Like Watchmen as a whole, the characterization of Rorschach turns the lens back into the genre itself, and reveals the pathology that has been underlying costumed superheroics all along.

What’s sad is that the writers inspired by Moore applied his approach to the likes of Batman (I think Moore’s Rorschach had more of an influence on late 1980s/early 1990s Batman comics than even Frank Miller’s landmark work with the character) and Green Arrow and Dr. Fate and dozens of other characters originally created for children.

The loss of innocence embodied in this issue affected far more than the characters in this one story.

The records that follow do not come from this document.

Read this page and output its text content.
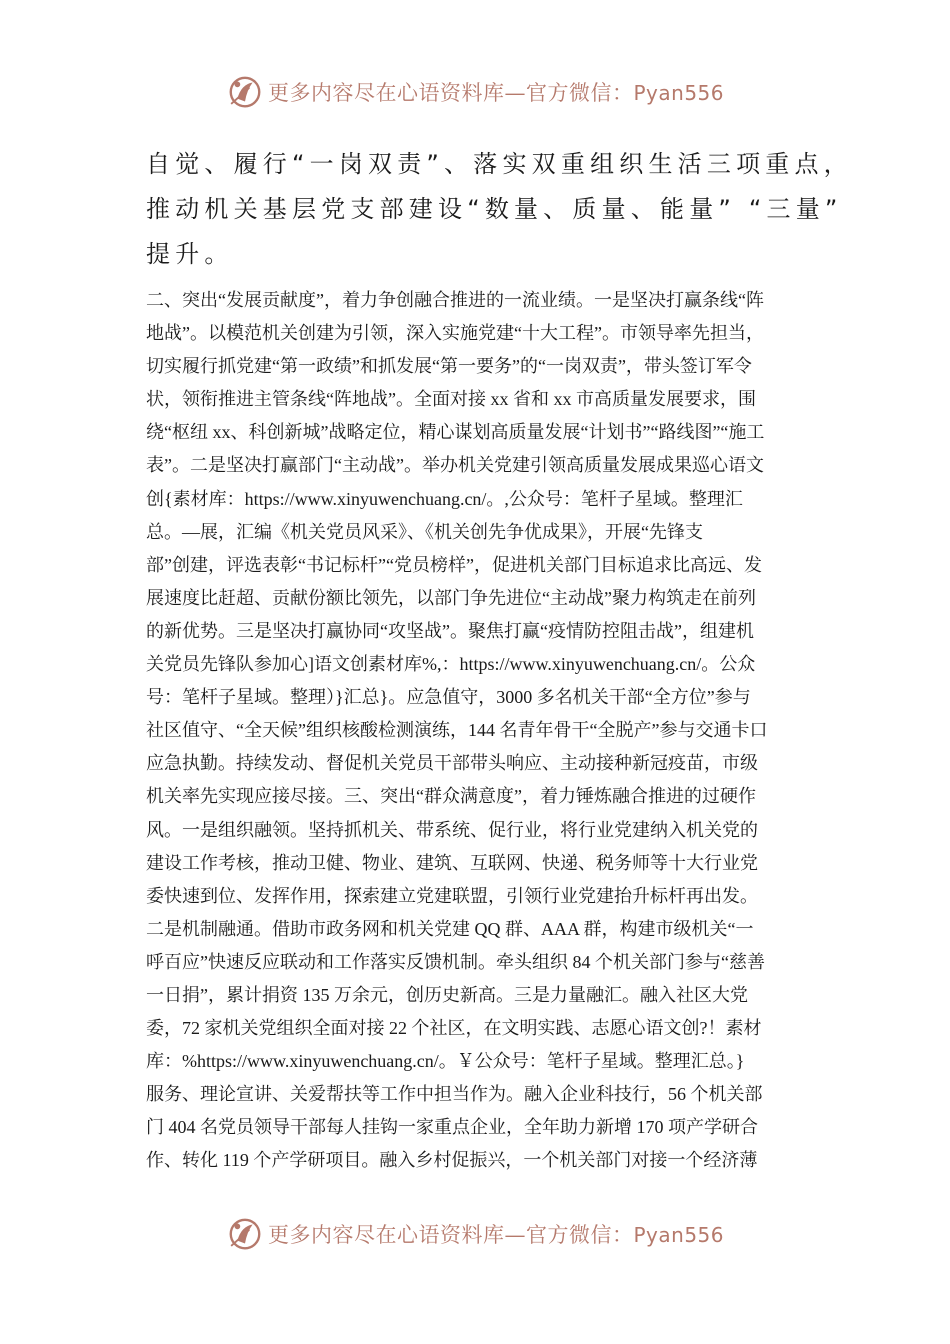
更多内容尽在心语资料库—官方微信：Pyan556
自觉、履行“一岗双责”、落实双重组织生活三项重点，
推动机关基层党支部建设“数量、质量、能量” “三量”
提升。
二、突出“发展贡献度”，着力争创融合推进的一流业绩。一是坚决打赢条线“阵
地战”。以模范机关创建为引领，深入实施党建“十大工程”。市领导率先担当，
切实履行抓党建“第一政绩”和抓发展“第一要务”的“一岗双责”，带头签订军令
状，领衔推进主管条线“阵地战”。全面对接 xx 省和 xx 市高质量发展要求，围
绕“枢纽 xx、科创新城”战略定位，精心谋划高质量发展“计划书”“路线图”“施工
表”。二是坚决打赢部门“主动战”。举办机关党建引领高质量发展成果巡心语文
创{素材库：https://www.xinyuwenchuang.cn/。,公众号：笔杆子星域。整理汇
总。—展，汇编《机关党员风采》、《机关创先争优成果》，开展“先锋支
部”创建，评选表彰“书记标杆”“党员榜样”，促进机关部门目标追求比高远、发
展速度比赶超、贡献份额比领先，以部门争先进位“主动战”聚力构筑走在前列
的新优势。三是坚决打赢协同“攻坚战”。聚焦打赢“疫情防控阻击战”，组建机
关党员先锋队参加心]语文创素材库%,：https://www.xinyuwenchuang.cn/。公众
号：笔杆子星域。整理）}汇总}。应急值守，3000 多名机关干部“全方位”参与
社区值守、“全天候”组织核酸检测演练，144 名青年骨干“全脱产”参与交通卡口
应急执勤。持续发动、督促机关党员干部带头响应、主动接种新冠疫苗，市级
机关率先实现应接尽接。三、突出“群众满意度”，着力锤炼融合推进的过硬作
风。一是组织融领。坚持抓机关、带系统、促行业，将行业党建纳入机关党的
建设工作考核，推动卫健、物业、建筑、互联网、快递、税务师等十大行业党
委快速到位、发挥作用，探索建立党建联盟，引领行业党建抬升标杆再出发。
二是机制融通。借助市政务网和机关党建 QQ 群、AAA 群，构建市级机关“一
呼百应”快速反应联动和工作落实反馈机制。牵头组织 84 个机关部门参与“慈善
一日捐”，累计捐资 135 万余元，创历史新高。三是力量融汇。融入社区大党
委，72 家机关党组织全面对接 22 个社区，在文明实践、志愿心语文创?！素材
库：%https://www.xinyuwenchuang.cn/。￥公众号：笔杆子星域。整理汇总。}
服务、理论宣讲、关爱帮扶等工作中担当作为。融入企业科技行，56 个机关部
门 404 名党员领导干部每人挂钩一家重点企业，全年助力新增 170 项产学研合
作、转化 119 个产学研项目。融入乡村促振兴，一个机关部门对接一个经济薄
更多内容尽在心语资料库—官方微信：Pyan556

Yet, with Rorschach, what are we left with? He’s still the most popular character from the series—his “I’m not locked up in here with you. You’re locked up in here with me” line to his fellow prisoners is practically a catchphrase in some circles. He’s deranged, grotesquely violent, and yet sympathetic because of his past and because he restricts his brutal rage to those who “deserve” it. He’s also the only character in the story who seems to be able to figure out what’s really going on. He’s positioned as the hero of the series for a huge chunk of it.

He’s a reactionary, ultra-violent vigilante, created by the ultra-liberal Alan Moore, perhaps as a commentary on the American superhero, but not in a mocking, dismissive way.

Rorschach, a completely appalling character by almost any standard, is the beating heart of Watchmen. And we’re locked up inside the nine-panel grid with him. Hurm.